Lagos State Governor Babatunde Fashola, and former head of Interim Government, Chief Ernest Shonekan, have spoken on the need for Nigerians to revive the socio-cultural values that have helped to define the country in the past, saying, “it is the cause of insecurity in the country.”
Speaking at the annual lecture of the Lagos State University, LASU Alumni, with the theme, ‘Good Governance: A Tool for Revitalisation of the Socio-cultural Values for Social Developmen,’ at the LASU Campus, Ojo, Fashola and Shonekan said, “these socio-cultural values are the fundamentals for development in any country and will catapult the country to an enviable height, if quickly revived.”

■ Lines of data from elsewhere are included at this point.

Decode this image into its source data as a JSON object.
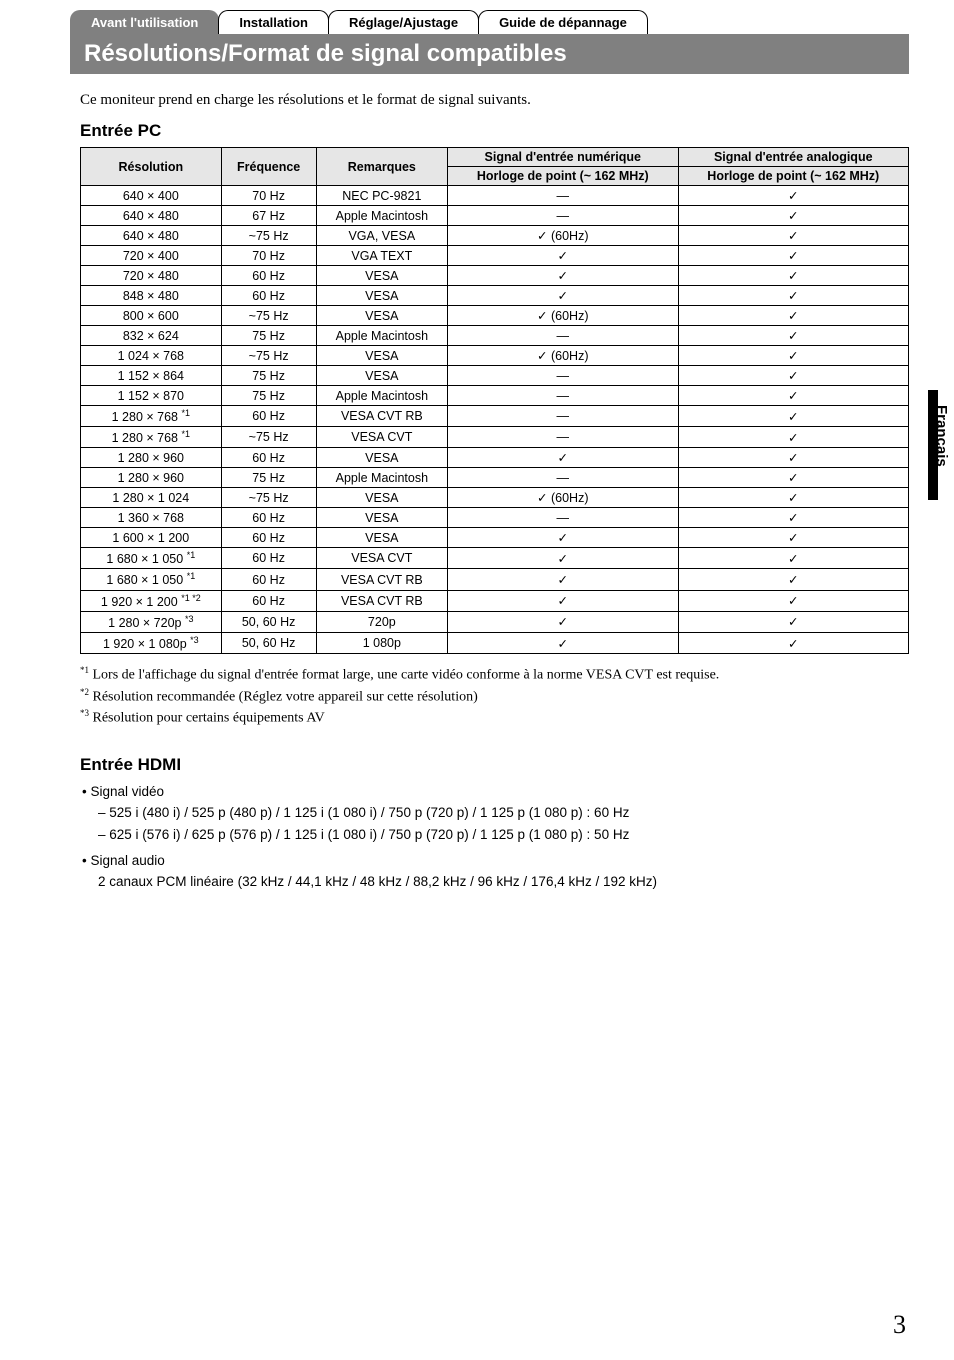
{
  "tabs": {
    "t1": "Avant l'utilisation",
    "t2": "Installation",
    "t3": "Réglage/Ajustage",
    "t4": "Guide de dépannage"
  },
  "title": "Résolutions/Format de signal compatibles",
  "intro": "Ce moniteur prend en charge les résolutions et le format de signal suivants.",
  "section_pc": "Entrée PC",
  "headers": {
    "res": "Résolution",
    "freq": "Fréquence",
    "rem": "Remarques",
    "dig": "Signal d'entrée numérique",
    "ana": "Signal d'entrée analogique",
    "clock": "Horloge de point (~ 162 MHz)"
  },
  "rows": [
    {
      "res": "640 × 400",
      "sup": "",
      "freq": "70 Hz",
      "rem": "NEC PC-9821",
      "dig": "—",
      "ana": "✓"
    },
    {
      "res": "640 × 480",
      "sup": "",
      "freq": "67 Hz",
      "rem": "Apple Macintosh",
      "dig": "—",
      "ana": "✓"
    },
    {
      "res": "640 × 480",
      "sup": "",
      "freq": "~75 Hz",
      "rem": "VGA, VESA",
      "dig": "✓ (60Hz)",
      "ana": "✓"
    },
    {
      "res": "720 × 400",
      "sup": "",
      "freq": "70 Hz",
      "rem": "VGA TEXT",
      "dig": "✓",
      "ana": "✓"
    },
    {
      "res": "720 × 480",
      "sup": "",
      "freq": "60 Hz",
      "rem": "VESA",
      "dig": "✓",
      "ana": "✓"
    },
    {
      "res": "848 × 480",
      "sup": "",
      "freq": "60 Hz",
      "rem": "VESA",
      "dig": "✓",
      "ana": "✓"
    },
    {
      "res": "800 × 600",
      "sup": "",
      "freq": "~75 Hz",
      "rem": "VESA",
      "dig": "✓ (60Hz)",
      "ana": "✓"
    },
    {
      "res": "832 × 624",
      "sup": "",
      "freq": "75 Hz",
      "rem": "Apple Macintosh",
      "dig": "—",
      "ana": "✓"
    },
    {
      "res": "1 024 × 768",
      "sup": "",
      "freq": "~75 Hz",
      "rem": "VESA",
      "dig": "✓ (60Hz)",
      "ana": "✓"
    },
    {
      "res": "1 152 × 864",
      "sup": "",
      "freq": "75 Hz",
      "rem": "VESA",
      "dig": "—",
      "ana": "✓"
    },
    {
      "res": "1 152 × 870",
      "sup": "",
      "freq": "75 Hz",
      "rem": "Apple Macintosh",
      "dig": "—",
      "ana": "✓"
    },
    {
      "res": "1 280 × 768",
      "sup": "*1",
      "freq": "60 Hz",
      "rem": "VESA CVT RB",
      "dig": "—",
      "ana": "✓"
    },
    {
      "res": "1 280 × 768",
      "sup": "*1",
      "freq": "~75 Hz",
      "rem": "VESA CVT",
      "dig": "—",
      "ana": "✓"
    },
    {
      "res": "1 280 × 960",
      "sup": "",
      "freq": "60 Hz",
      "rem": "VESA",
      "dig": "✓",
      "ana": "✓"
    },
    {
      "res": "1 280 × 960",
      "sup": "",
      "freq": "75 Hz",
      "rem": "Apple Macintosh",
      "dig": "—",
      "ana": "✓"
    },
    {
      "res": "1 280 × 1 024",
      "sup": "",
      "freq": "~75 Hz",
      "rem": "VESA",
      "dig": "✓ (60Hz)",
      "ana": "✓"
    },
    {
      "res": "1 360 × 768",
      "sup": "",
      "freq": "60 Hz",
      "rem": "VESA",
      "dig": "—",
      "ana": "✓"
    },
    {
      "res": "1 600 × 1 200",
      "sup": "",
      "freq": "60 Hz",
      "rem": "VESA",
      "dig": "✓",
      "ana": "✓"
    },
    {
      "res": "1 680 × 1 050",
      "sup": "*1",
      "freq": "60 Hz",
      "rem": "VESA CVT",
      "dig": "✓",
      "ana": "✓"
    },
    {
      "res": "1 680 × 1 050",
      "sup": "*1",
      "freq": "60 Hz",
      "rem": "VESA CVT RB",
      "dig": "✓",
      "ana": "✓"
    },
    {
      "res": "1 920 × 1 200",
      "sup": "*1 *2",
      "freq": "60 Hz",
      "rem": "VESA CVT RB",
      "dig": "✓",
      "ana": "✓"
    },
    {
      "res": "1 280 × 720p",
      "sup": "*3",
      "freq": "50, 60 Hz",
      "rem": "720p",
      "dig": "✓",
      "ana": "✓"
    },
    {
      "res": "1 920 × 1 080p",
      "sup": "*3",
      "freq": "50, 60 Hz",
      "rem": "1 080p",
      "dig": "✓",
      "ana": "✓"
    }
  ],
  "footnotes": {
    "f1_sup": "*1",
    "f1": " Lors de l'affichage du signal d'entrée format large, une carte vidéo conforme à la norme VESA CVT est requise.",
    "f2_sup": "*2",
    "f2": " Résolution recommandée (Réglez votre appareil sur cette résolution)",
    "f3_sup": "*3",
    "f3": " Résolution pour certains équipements AV"
  },
  "section_hdmi": "Entrée HDMI",
  "hdmi": {
    "video_label": "• Signal vidéo",
    "video_line1": "– 525 i (480 i) / 525 p (480 p) / 1 125 i (1 080 i) / 750 p (720 p) / 1 125 p (1 080 p) : 60 Hz",
    "video_line2": "– 625 i (576 i) / 625 p (576 p) / 1 125 i (1 080 i) / 750 p (720 p) / 1 125 p (1 080 p) : 50 Hz",
    "audio_label": "• Signal audio",
    "audio_line": "2 canaux PCM linéaire (32 kHz / 44,1 kHz / 48 kHz / 88,2 kHz / 96 kHz / 176,4 kHz / 192 kHz)"
  },
  "side_label": "Français",
  "page_number": "3"
}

Shonekan, who chaired the 21st annual lecture of the Alumni, blamed kidnapping and other challenges confronting the country on the lack of socio-cultural values, which are eroding daily from the Nigerian society, saying, “all these are the manifestations of the debasement of values in the country.”

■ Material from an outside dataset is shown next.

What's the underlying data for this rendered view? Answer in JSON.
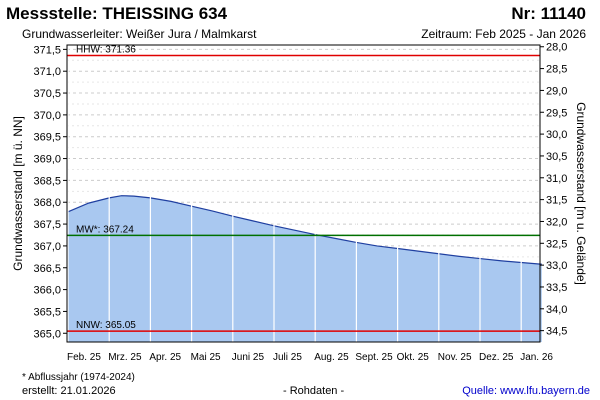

In his lecture entitled, ‘Re-ordering our socio-cultural values as a tool for good governance and development,’ Fashola said “It is only the restoration of values that can enable good governance to drive. As a nation, we must reclaim these values because they are strongly eroding away quickly. These values are some of the things that have made us essentially African. And we need to go back to some of them quickly.”
In his explanation of the lost values, Fashola said “decency and diligence, hard work, humility, integrity and honesty. These are some of the critical values that we must adhere to in the country.”